The discussion was led by Professor Elleke Boehmer, who is Professor of World Literature in English at the University and the Director of The Oxford Research Centre in the Humanities (TORCH).

Mayowa Ajibade, an Ertegun Scholar who is studying for a Master’s in World Literatures in English and was also born in Nigeria, attended the talk. He said: ‘I grew up attending theatre performances of Soyinka’s plays in Lagos, Nigeria.

I think Soyinka writes with a palpable reverence for what James Baldwin, the American writer, calls "the force of life," in its many manifestations. I am particularly fascinated by the peculiar way Soyinka writes about food and the experience of eating, for instance.

‘I definitely agree with Soyinka's assessment, in the interview with Professor Boehmer, that African Literature in its current state is "robust", "varied", and "liberated" from its former anxieties about ideology.

'I particularly liked Soyinka's complex understanding of the way language functions - i.e. as both a "creative agency in itself" and as an instrument - an agent - that is regulated by the particular experience it refers to.’

The next events in the series are as follows:

Quentin Skinner (Barber Beaumont Professor of the Humanities at Queen Mary, University of London; winner of Balzan Prize), 5.30pm, 24 February 2017.
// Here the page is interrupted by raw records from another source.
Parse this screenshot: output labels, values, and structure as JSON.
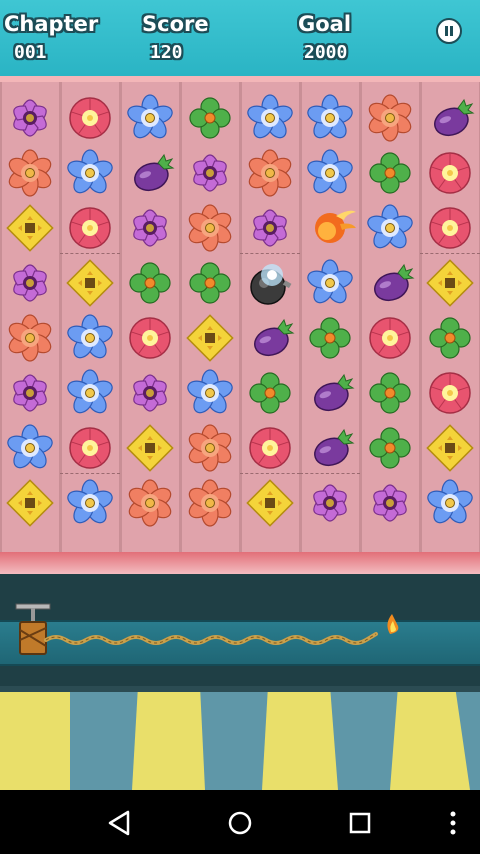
{
  "hud": {
    "chapter_label": "Chapter",
    "chapter_value": "001",
    "score_label": "Score",
    "score_value": "120",
    "goal_label": "Goal",
    "goal_value": "2000"
  },
  "board": {
    "columns": 8,
    "rows": 8,
    "grid": [
      [
        "purple-flower",
        "pink-flower",
        "blue-flower",
        "green-clover",
        "blue-flower",
        "blue-flower",
        "orange-flower",
        "eggplant"
      ],
      [
        "orange-flower",
        "blue-flower",
        "eggplant",
        "purple-flower",
        "orange-flower",
        "blue-flower",
        "green-clover",
        "pink-flower"
      ],
      [
        "yellow-diamond",
        "pink-flower",
        "purple-flower",
        "orange-flower",
        "purple-flower",
        "fireball",
        "blue-flower",
        "pink-flower"
      ],
      [
        "purple-flower",
        "yellow-diamond",
        "green-clover",
        "green-clover",
        "bomb",
        "blue-flower",
        "eggplant",
        "yellow-diamond"
      ],
      [
        "orange-flower",
        "blue-flower",
        "pink-flower",
        "yellow-diamond",
        "eggplant",
        "green-clover",
        "pink-flower",
        "green-clover"
      ],
      [
        "purple-flower",
        "blue-flower",
        "purple-flower",
        "blue-flower",
        "green-clover",
        "eggplant",
        "green-clover",
        "pink-flower"
      ],
      [
        "blue-flower",
        "pink-flower",
        "yellow-diamond",
        "orange-flower",
        "pink-flower",
        "eggplant",
        "green-clover",
        "yellow-diamond"
      ],
      [
        "yellow-diamond",
        "blue-flower",
        "orange-flower",
        "orange-flower",
        "yellow-diamond",
        "purple-flower",
        "purple-flower",
        "blue-flower"
      ]
    ]
  },
  "colors": {
    "hud_bg": "#2ab4c4",
    "board_bg": "#e0a3ab",
    "fuse_track": "#1f6675",
    "stripe_yellow": "#e9df6a",
    "stripe_blue": "#5f97a8"
  },
  "icons": {
    "pause": "pause-icon",
    "nav_back": "back-triangle-icon",
    "nav_home": "home-circle-icon",
    "nav_recents": "recents-square-icon",
    "nav_menu": "overflow-dots-icon"
  }
}
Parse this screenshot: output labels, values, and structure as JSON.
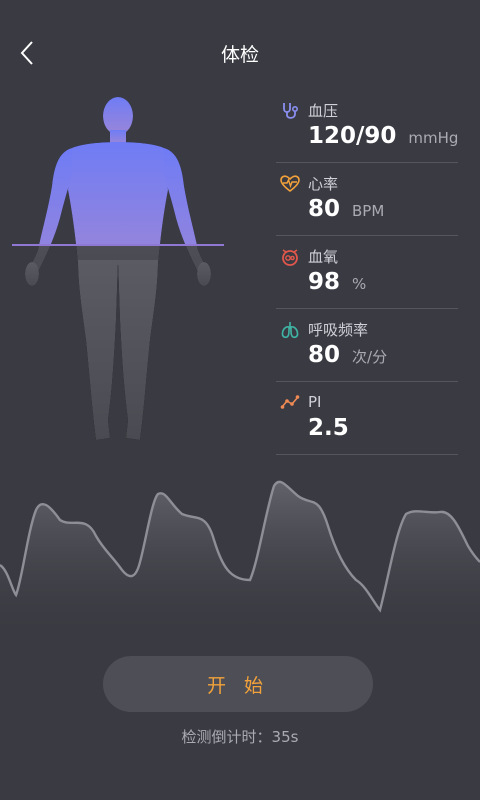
{
  "header": {
    "title": "体检"
  },
  "metrics": [
    {
      "label": "血压",
      "value": "120/90",
      "unit": "mmHg",
      "icon": "stethoscope-icon",
      "color": "#8a8ff0"
    },
    {
      "label": "心率",
      "value": "80",
      "unit": "BPM",
      "icon": "heart-rate-icon",
      "color": "#f3a23b"
    },
    {
      "label": "血氧",
      "value": "98",
      "unit": "%",
      "icon": "blood-oxygen-icon",
      "color": "#e2574c"
    },
    {
      "label": "呼吸频率",
      "value": "80",
      "unit": "次/分",
      "icon": "lungs-icon",
      "color": "#3fb5a5"
    },
    {
      "label": "PI",
      "value": "2.5",
      "unit": "",
      "icon": "pi-chart-icon",
      "color": "#f08a55"
    }
  ],
  "actions": {
    "start_label": "开 始"
  },
  "status": {
    "countdown": "检测倒计时：35s"
  }
}
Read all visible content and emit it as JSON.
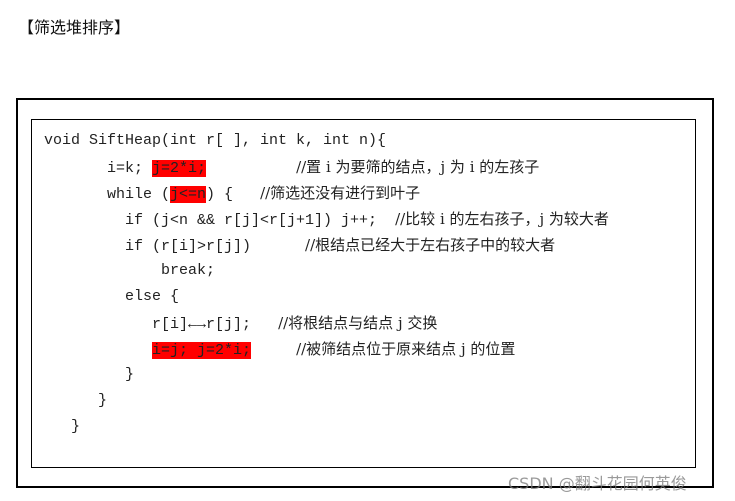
{
  "heading": "【筛选堆排序】",
  "code": [
    {
      "indent": "",
      "pre": "void SiftHeap(int r[ ], int k, int n){",
      "hl": "",
      "post": "",
      "comment": ""
    },
    {
      "indent": "       ",
      "pre": "i=k; ",
      "hl": "j=2*i;",
      "post": "          ",
      "comment": "//置 i 为要筛的结点，j 为 i 的左孩子"
    },
    {
      "indent": "       ",
      "pre": "while (",
      "hl": "j<=n",
      "post": ") {   ",
      "comment": "//筛选还没有进行到叶子"
    },
    {
      "indent": "         ",
      "pre": "if (j<n && r[j]<r[j+1]) j++;  ",
      "hl": "",
      "post": "",
      "comment": "//比较 i 的左右孩子，j 为较大者"
    },
    {
      "indent": "         ",
      "pre": "if (r[i]>r[j])      ",
      "hl": "",
      "post": "",
      "comment": "//根结点已经大于左右孩子中的较大者"
    },
    {
      "indent": "             ",
      "pre": "break;",
      "hl": "",
      "post": "",
      "comment": ""
    },
    {
      "indent": "         ",
      "pre": "else {",
      "hl": "",
      "post": "",
      "comment": ""
    },
    {
      "indent": "            ",
      "pre": "r[i]←→r[j];   ",
      "hl": "",
      "post": "",
      "comment": "//将根结点与结点 j 交换"
    },
    {
      "indent": "            ",
      "pre": "",
      "hl": "i=j; j=2*i;",
      "post": "     ",
      "comment": "//被筛结点位于原来结点 j 的位置"
    },
    {
      "indent": "         ",
      "pre": "}",
      "hl": "",
      "post": "",
      "comment": ""
    },
    {
      "indent": "      ",
      "pre": "}",
      "hl": "",
      "post": "",
      "comment": ""
    },
    {
      "indent": "   ",
      "pre": "}",
      "hl": "",
      "post": "",
      "comment": ""
    }
  ],
  "watermark": "CSDN @翻斗花园何英俊",
  "colors": {
    "highlight": "#ff0000"
  }
}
Stig Abell (Editor, Times Literary Supplement), 5.30pm, 4 May 2017.

The seminar takes place once a term and is open to all members of the University.

Advanced registration is required in advance. Podcasts of each event will be made available on the website.

Ertegun House provides the Ertegun Scholarship Programme with a high-profile presence at Oxford. It is the base for the study and research of the Ertegun Scholars, and serves as a centre of innovation and activity across the humanistic disciplines.

It was founded in 2012 following a donation from Mrs Mica Ertegun.